Core design elements
- Holistic asset graph: Unified CMDB records, telemetry feeds (utilization, PUE, energy mix), and application portfolios into a canonical graph with lineage across facility → hardware → platform → service → application workloads.
- Scenario engine: Enabled parameterised “what-if” simulations (e.g., decommissioning two legacy data centers, migrating 60% of workloads to a hybrid cloud platform, sequencing OS upgrades before application refactors). Each scenario produced 36-month emission trajectories, budget utilization, and marginal abatement cost analyses.
- Constraint-aware optimisation: Incorporated budget envelopes, regulatory constraints, and capacity limits to surface feasible pathways that met the bank’s emission reduction targets within specified investment windows.
- Stakeholder interface: Delivered interactive dashboards for sustainability, infrastructure, and application owners to evaluate trade-offs, compare pathways, and align on execution sequencing.
Execution approach
- Iterative calibration cycles validated model outputs against actual energy consumption and emissions data, achieving ±6% variance by the third sprint.
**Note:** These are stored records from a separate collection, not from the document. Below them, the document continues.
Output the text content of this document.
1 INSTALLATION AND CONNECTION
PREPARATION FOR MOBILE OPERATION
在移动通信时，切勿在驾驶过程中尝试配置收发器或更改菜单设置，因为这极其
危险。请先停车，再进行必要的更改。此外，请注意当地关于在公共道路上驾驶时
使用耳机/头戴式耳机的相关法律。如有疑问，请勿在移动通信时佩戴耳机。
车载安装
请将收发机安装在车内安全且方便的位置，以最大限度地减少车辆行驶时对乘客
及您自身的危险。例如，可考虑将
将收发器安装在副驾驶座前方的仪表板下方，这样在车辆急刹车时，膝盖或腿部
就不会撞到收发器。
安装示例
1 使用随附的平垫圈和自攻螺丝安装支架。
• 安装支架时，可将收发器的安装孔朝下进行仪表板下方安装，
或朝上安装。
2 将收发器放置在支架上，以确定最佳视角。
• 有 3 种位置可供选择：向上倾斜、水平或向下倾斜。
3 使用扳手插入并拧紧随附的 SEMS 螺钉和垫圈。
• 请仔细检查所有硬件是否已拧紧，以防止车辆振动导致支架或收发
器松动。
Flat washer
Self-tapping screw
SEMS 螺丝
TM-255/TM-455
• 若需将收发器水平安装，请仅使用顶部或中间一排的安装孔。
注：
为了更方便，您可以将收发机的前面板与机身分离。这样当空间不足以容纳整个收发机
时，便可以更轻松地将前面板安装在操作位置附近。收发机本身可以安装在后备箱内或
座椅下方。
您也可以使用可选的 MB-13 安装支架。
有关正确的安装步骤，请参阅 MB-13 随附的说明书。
- Governance mechanisms captured scenario assumptions, decision approvals, and post-implementation telemetry to continuously refine the twin.
Outcomes
The digital twin grounded sustainability planning in observed telemetry rather than spreadsheets, predicting emission pathways with 94% alignment to the first quarter of actuals. Scenario experimentation compressed decision cycles from eight weeks to roughly two and a half, giving executives time to evaluate trade-offs before budget windows closed. By sequencing modernization waves through the twin, the bank avoided $11.3M in low-yield capital spend and codified the model into quarterly steering governance, turning sustainability targets into an executable, data-backed roadmap.